I feel like I could have written this post. I agree entirely:

Some of the phenomena governing people's schedules are natural. It does get dark at night and people do need light. It gets cold in the winter and people need heating. But the Earth does not care whether it's the weekday or the weekend, a Wednesday or a Saturday. And yet somehow the society has decreed that Wednesday is a serious business day and any adult roaming the streets during daytime on that day might get weird stares.
As the author points out, knowledge work doesn't depend on people doing it at the same time. In fact, the title of his post is 'Against the synchronous society':
Perhaps there's no need for people in the workplace to expect others to be able to instantly respond to them. In fact, slower, asynchronous communication can lead to more robust institutional memory inside of an organisation.
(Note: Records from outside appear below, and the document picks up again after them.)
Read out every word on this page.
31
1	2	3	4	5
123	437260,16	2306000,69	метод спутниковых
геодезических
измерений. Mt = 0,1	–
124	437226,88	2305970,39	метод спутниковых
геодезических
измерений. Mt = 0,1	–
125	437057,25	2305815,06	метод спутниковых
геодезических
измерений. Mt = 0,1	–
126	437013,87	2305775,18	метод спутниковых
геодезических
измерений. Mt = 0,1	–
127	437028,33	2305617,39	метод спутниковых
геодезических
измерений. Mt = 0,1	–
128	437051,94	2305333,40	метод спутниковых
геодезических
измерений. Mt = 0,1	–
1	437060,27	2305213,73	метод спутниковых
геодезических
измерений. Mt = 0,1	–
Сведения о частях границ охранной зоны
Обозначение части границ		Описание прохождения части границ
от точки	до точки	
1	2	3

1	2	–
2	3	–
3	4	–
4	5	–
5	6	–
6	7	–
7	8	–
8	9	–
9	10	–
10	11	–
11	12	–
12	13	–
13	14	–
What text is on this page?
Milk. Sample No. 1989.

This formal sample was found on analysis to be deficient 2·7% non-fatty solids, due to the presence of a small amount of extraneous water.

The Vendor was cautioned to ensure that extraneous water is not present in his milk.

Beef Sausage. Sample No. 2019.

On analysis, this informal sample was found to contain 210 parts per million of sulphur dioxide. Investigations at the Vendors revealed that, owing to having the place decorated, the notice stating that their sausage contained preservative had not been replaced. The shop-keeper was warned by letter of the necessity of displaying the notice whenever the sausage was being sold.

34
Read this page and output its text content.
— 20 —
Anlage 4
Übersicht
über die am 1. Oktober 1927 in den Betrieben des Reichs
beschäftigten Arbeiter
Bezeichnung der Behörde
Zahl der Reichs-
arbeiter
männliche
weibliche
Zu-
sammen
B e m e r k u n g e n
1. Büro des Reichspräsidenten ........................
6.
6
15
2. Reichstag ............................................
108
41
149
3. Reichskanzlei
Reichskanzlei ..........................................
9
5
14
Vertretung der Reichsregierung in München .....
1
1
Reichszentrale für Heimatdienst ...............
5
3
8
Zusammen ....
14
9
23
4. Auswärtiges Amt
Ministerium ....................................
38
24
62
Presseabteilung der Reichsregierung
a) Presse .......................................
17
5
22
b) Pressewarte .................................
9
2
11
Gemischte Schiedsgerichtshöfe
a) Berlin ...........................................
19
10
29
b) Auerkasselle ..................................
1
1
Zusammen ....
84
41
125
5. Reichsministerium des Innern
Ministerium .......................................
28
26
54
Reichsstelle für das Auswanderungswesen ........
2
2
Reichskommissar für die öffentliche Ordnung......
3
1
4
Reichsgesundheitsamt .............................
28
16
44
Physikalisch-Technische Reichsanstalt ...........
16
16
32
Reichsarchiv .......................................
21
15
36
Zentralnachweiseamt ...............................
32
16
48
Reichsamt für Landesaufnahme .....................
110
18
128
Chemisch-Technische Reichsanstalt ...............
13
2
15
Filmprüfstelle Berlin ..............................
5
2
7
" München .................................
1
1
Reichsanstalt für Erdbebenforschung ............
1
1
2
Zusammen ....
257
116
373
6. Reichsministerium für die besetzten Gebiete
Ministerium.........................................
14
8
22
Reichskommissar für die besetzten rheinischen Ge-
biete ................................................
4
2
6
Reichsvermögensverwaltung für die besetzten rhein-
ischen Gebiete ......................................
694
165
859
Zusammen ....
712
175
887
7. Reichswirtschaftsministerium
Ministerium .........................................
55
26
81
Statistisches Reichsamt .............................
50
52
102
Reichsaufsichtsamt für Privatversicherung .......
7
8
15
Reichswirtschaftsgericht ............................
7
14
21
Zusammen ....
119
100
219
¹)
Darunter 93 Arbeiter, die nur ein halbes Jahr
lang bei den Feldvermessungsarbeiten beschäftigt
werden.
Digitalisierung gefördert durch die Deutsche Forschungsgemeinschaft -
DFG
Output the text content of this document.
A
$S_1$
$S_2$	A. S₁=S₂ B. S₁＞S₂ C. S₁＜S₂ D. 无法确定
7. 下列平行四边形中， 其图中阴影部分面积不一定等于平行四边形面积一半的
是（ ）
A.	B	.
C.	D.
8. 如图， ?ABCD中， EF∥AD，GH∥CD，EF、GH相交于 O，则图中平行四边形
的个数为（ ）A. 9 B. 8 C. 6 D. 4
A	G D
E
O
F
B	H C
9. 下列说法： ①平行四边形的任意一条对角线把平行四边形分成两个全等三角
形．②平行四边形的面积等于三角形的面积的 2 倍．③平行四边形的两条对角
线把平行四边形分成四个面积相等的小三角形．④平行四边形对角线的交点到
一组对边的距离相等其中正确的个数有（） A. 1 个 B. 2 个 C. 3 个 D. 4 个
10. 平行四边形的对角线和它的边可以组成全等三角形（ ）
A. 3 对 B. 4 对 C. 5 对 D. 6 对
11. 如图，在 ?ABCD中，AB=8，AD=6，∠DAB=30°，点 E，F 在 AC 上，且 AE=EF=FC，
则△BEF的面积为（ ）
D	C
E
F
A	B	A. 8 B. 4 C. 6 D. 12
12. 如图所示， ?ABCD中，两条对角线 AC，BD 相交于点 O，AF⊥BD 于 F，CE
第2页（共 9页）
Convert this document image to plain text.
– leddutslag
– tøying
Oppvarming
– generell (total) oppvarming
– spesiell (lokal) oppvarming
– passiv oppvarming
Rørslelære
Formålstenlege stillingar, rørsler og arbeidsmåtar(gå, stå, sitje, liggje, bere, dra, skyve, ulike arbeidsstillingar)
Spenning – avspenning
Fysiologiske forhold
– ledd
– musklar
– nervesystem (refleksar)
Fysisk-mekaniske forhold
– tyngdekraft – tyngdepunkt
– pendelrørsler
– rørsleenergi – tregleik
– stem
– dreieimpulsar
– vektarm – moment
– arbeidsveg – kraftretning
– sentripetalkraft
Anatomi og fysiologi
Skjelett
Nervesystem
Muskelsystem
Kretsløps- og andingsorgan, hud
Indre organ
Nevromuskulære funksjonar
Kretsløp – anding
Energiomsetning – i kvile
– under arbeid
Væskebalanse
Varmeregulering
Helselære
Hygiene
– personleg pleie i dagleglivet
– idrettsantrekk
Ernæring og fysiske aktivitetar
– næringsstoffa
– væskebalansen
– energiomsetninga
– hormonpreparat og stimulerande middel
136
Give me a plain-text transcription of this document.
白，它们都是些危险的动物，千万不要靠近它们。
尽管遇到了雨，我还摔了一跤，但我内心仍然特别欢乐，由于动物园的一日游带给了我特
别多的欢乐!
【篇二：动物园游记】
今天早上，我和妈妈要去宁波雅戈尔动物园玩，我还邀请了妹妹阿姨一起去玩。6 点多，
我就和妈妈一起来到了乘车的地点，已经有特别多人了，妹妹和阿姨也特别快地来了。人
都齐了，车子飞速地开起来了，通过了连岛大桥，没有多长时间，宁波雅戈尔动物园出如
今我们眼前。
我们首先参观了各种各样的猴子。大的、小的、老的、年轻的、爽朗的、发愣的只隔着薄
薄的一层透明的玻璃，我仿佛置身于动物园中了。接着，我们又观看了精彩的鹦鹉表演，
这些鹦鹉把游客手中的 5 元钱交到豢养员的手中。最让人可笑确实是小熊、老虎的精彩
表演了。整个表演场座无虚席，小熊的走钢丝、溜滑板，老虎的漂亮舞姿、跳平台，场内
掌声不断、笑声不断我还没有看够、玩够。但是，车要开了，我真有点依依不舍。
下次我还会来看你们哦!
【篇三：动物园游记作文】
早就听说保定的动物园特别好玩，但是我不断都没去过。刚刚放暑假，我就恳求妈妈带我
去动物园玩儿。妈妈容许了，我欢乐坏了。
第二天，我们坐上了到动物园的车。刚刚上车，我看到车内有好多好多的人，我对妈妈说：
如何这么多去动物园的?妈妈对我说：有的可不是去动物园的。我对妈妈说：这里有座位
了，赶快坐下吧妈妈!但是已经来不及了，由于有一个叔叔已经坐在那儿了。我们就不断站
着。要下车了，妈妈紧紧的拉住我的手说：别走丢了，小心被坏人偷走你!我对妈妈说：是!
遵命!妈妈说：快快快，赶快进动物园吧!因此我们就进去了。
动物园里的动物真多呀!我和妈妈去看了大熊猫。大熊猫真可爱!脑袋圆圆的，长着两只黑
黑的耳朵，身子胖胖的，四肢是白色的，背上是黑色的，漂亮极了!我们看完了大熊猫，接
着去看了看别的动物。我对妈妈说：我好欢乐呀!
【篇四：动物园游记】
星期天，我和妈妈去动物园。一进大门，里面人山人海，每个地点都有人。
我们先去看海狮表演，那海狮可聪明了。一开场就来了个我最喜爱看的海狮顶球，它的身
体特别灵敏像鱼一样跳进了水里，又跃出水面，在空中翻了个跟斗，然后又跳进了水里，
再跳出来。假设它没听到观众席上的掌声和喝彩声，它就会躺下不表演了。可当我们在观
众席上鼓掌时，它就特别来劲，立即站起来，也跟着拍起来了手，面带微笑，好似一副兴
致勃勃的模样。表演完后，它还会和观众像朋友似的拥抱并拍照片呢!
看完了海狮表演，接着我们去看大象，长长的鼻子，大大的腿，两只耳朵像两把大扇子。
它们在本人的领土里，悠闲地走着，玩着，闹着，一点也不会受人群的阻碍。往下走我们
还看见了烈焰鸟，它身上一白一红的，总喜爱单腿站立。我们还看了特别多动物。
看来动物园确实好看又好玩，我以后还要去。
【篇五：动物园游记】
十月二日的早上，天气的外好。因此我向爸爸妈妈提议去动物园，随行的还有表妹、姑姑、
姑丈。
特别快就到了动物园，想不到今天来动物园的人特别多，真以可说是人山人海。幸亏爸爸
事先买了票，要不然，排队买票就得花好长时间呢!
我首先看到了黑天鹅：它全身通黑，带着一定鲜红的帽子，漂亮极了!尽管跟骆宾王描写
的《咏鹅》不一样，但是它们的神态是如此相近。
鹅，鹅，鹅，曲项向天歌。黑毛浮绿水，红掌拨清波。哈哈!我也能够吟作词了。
Instead of the easy fix of tapping a colleague on the shoulder to get an answer, the worker might instead devise a solution for an issue themselves or figure it out while typing up an email, adding to the documentation and making sure fewer people have that question in the future.
Great stuff. I, for one, am looking forward to a time when we're collectively spend a bit more time reflecting, and a bit less time (knee-jerk) responding.

As an aside, the software running the blog, Kimonote, looks interesting:

Kimonote is a fancy plain text organizer, a macroblogging platform and an antisocial network. It supports Markdown, which allows for a consistent look-and-feel no matter whether you're looking at your own private notes or someone else's public posts. Additional niceties are available, such as a table of contents.